Aliments pour une réflexion philosophique


LE BREXIT & DESCARTES par Guinevere GLASFURD

Publié par medomai sur 23 Février 2017, 14:41pm

Catégories : #BREXIT, #PHILOSOPHIE, #UK, #ROYAUME-UNI, #ANGLETERRE, #GUINEVERE, #GLASFURD, #ROMAN, #LES MOTS ENTRE MES MAINS, #HELENA, #JANS, #DESCARTES, #FRANCINE, #DISCOURS DE LA MÉTHODE, #LETTRE A GUEZ DE BALZAC, #AMSTERDAM, #HOLLANDE, #TOLÉRANCE, #IMMIGRATION, #MIGRANTS, #GOVE, #VÉRITÉ, #CONNAISSANCE, #MÉTHODE, #DOUTE, #CERTITUDE, #PREUVE, #SCIENCE, #POLITIQUE, #LITTÉRATURE

(source image)

 

G. Glasfurd est une écrivain anglaise contemporaine.
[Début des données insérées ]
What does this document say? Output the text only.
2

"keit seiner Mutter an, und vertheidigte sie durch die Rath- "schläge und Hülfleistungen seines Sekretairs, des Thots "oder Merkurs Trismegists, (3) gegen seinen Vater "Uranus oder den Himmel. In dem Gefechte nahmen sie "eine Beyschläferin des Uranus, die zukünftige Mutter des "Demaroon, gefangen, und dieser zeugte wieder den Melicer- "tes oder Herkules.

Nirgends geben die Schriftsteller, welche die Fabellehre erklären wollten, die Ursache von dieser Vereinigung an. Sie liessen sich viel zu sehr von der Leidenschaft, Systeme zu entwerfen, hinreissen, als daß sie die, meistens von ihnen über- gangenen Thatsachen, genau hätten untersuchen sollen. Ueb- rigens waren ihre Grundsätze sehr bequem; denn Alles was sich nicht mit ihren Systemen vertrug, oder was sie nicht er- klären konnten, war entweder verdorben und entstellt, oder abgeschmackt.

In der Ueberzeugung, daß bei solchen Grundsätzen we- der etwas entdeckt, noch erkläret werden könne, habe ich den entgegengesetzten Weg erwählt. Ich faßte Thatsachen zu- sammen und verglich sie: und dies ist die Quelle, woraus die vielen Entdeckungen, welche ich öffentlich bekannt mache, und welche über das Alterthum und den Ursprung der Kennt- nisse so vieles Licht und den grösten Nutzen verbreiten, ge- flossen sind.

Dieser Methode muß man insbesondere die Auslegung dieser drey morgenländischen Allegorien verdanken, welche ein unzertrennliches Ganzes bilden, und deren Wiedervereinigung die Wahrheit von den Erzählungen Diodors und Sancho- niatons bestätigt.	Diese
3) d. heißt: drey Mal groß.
Elle a publié un petit billet le 16 septembre 2016 sur le Brexit et Descartes, dont Medomai te propose ci-dessous, cher lecteur ou chère lectrice, la traduction ; à quoi j'ajoute avoir pris grand plaisir à lire son émouvant premier roman "Les mots entre mes mains", qui imagine l'histoire d'amour secrète mais avérée, qui lia René Descartes à Helena Jans, jeune servante chez le libraire où logea Descartes à Amsterdam, et dont naquit une petite fille, Francine.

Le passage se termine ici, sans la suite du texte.